Besides, there is an ocean of difference between our relations during the Cold War and today. Let me give you some figures. In 1990, there were 3 000 border crossings at Storskog in Finnmark; in 2007 the figure was 105 000. Contacts and investments matter. They make a positive contribution to the way we are work with Russia in Europe. So, we intend to maintain our policy of strengthening this relationship, without compromising one inch on our position when it comes to respect for international law.
Meanwhile, it goes without saying that NATO is Norway’s anchor as regards security. It is of paramount importance to maintain this anchor and to keep it relevant, despite the fact that we are in a different situation today than we were during the Cold War. Norway still depends on NATO to balance its relations in the north. The key in this respect is Article 5 – the collective security guarantee. Article 5 is the lifeline of our security, and we need to safeguard it. Admitting new members into the Alliance has to be a very serious issue, as it was in the past.

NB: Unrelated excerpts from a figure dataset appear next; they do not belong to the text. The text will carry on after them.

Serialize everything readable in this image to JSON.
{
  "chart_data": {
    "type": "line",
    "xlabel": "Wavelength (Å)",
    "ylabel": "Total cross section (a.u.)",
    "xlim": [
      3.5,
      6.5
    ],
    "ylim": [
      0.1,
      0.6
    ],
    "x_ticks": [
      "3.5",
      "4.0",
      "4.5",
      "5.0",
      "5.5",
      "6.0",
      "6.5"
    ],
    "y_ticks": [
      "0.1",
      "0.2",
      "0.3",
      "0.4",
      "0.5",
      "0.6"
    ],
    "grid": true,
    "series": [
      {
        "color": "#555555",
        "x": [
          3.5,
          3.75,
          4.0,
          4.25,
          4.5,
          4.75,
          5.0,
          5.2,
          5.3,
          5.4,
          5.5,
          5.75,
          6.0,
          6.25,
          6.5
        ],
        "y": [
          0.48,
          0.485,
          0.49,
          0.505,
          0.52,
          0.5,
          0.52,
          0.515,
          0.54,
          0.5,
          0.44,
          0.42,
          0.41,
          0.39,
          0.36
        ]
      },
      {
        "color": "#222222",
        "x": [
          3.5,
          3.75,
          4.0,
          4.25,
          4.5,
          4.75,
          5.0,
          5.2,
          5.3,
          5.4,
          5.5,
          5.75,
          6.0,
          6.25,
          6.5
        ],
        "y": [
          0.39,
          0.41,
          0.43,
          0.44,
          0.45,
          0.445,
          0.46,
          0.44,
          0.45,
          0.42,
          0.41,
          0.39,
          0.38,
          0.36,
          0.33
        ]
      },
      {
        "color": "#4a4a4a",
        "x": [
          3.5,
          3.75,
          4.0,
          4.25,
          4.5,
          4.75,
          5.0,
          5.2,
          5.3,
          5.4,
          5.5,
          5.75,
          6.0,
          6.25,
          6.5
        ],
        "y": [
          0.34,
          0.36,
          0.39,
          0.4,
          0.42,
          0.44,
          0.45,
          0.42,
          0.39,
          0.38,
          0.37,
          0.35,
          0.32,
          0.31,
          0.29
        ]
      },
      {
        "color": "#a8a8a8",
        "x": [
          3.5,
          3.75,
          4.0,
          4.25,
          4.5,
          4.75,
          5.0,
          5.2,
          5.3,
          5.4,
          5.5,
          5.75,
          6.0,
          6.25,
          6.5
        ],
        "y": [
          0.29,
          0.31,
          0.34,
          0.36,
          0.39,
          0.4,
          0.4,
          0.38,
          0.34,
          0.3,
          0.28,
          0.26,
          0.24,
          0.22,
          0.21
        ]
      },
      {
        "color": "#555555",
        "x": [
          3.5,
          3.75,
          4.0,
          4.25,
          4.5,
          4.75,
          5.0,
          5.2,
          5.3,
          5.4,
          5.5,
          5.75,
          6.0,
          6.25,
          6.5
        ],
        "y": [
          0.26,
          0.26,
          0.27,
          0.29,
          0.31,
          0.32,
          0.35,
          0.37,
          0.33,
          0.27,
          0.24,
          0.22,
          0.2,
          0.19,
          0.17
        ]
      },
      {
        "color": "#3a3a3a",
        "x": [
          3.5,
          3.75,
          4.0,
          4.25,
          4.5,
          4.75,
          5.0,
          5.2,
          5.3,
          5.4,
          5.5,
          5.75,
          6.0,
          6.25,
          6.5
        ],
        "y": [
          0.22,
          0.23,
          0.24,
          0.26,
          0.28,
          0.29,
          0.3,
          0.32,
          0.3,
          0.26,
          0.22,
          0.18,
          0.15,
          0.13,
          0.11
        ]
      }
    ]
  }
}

At the same time, many of the future challenges in the north will not be threats to Norway’s security and concept of itself as a nation as such, but day-to-day difficulties that arise because we are neighbours and are engaged in a great number of activities. Let me illustrate my point. Two hours after I took office as Foreign Minister in October 2005, the Russian trawler, Elektron, escaped with Norwegian inspectors on board after having been seized on suspicion of illegal fishing in the Barents Sea. This was not a situation where I could pick up the phone to Brussels and say, “Article 5”. We had to deal with the Russians in the way we manage our relationship with Russia. We had to point out Russia’s responsibility as a coastal state and emphasise our procedures for inspecting fishing operations. And Foreign Minister Sergei Lavrov and I were able to deal with the matter.
There are now many different issues that we need to deal with on a daily basis. This requires the best of our ministries. Rear Admiral Trond Grytting, Commander Regional Headquarters North Norway, put it this way: “Yesterday we were faced with one big military threat. Today we are confronting ten to fifteen important risk factors.” Some of them are military, but many are linked to transport, energy, the environment, potential nuclear accidents, migration and climate change. This is a much wider range of issues than before, and it is going to require the continuous development of a broader web of modern security.
The Government’s High North Strategy takes a comprehensive approach and a generational perspective. It has a dynamic character, also when it comes to its geographical scope. Since I became Foreign Minister in 2005, I have been struck by the way our European High North perspective has merged with the broader Arctic perspective. The meeting in Illulisat, Greenland, in May confirmed the Arctic coastal states’ commitment to the Law of the Sea as the key point of departure for how we deal with our responsibilities.
Another important development is that the Nordic countries are now working much more closely together on issues in the far north. Former Foreign Minister Thorvald Stoltenberg has been charged by the Nordic foreign ministers to map out what Nordic foreign policy and security cooperation might look like in a ten-year perspective. There is great potential here.
As Foreign Minister, I am a minority shareholder in the Government’s comprehensive agenda for the High North. All the ministers are involved, and this is reflected in the 22-point strategy we are pursuing. But as far as foreign policy is concerned, the High North is a key focus in our dialogue with our neighbours, our allies, and indeed in all other aspects of our diplomatic relations.
(*) This article is based on a transcript of the Foreign Minister’s address to the Norwegian Shipowners’ Association at the international conference on the High North in Oslo in September 2008.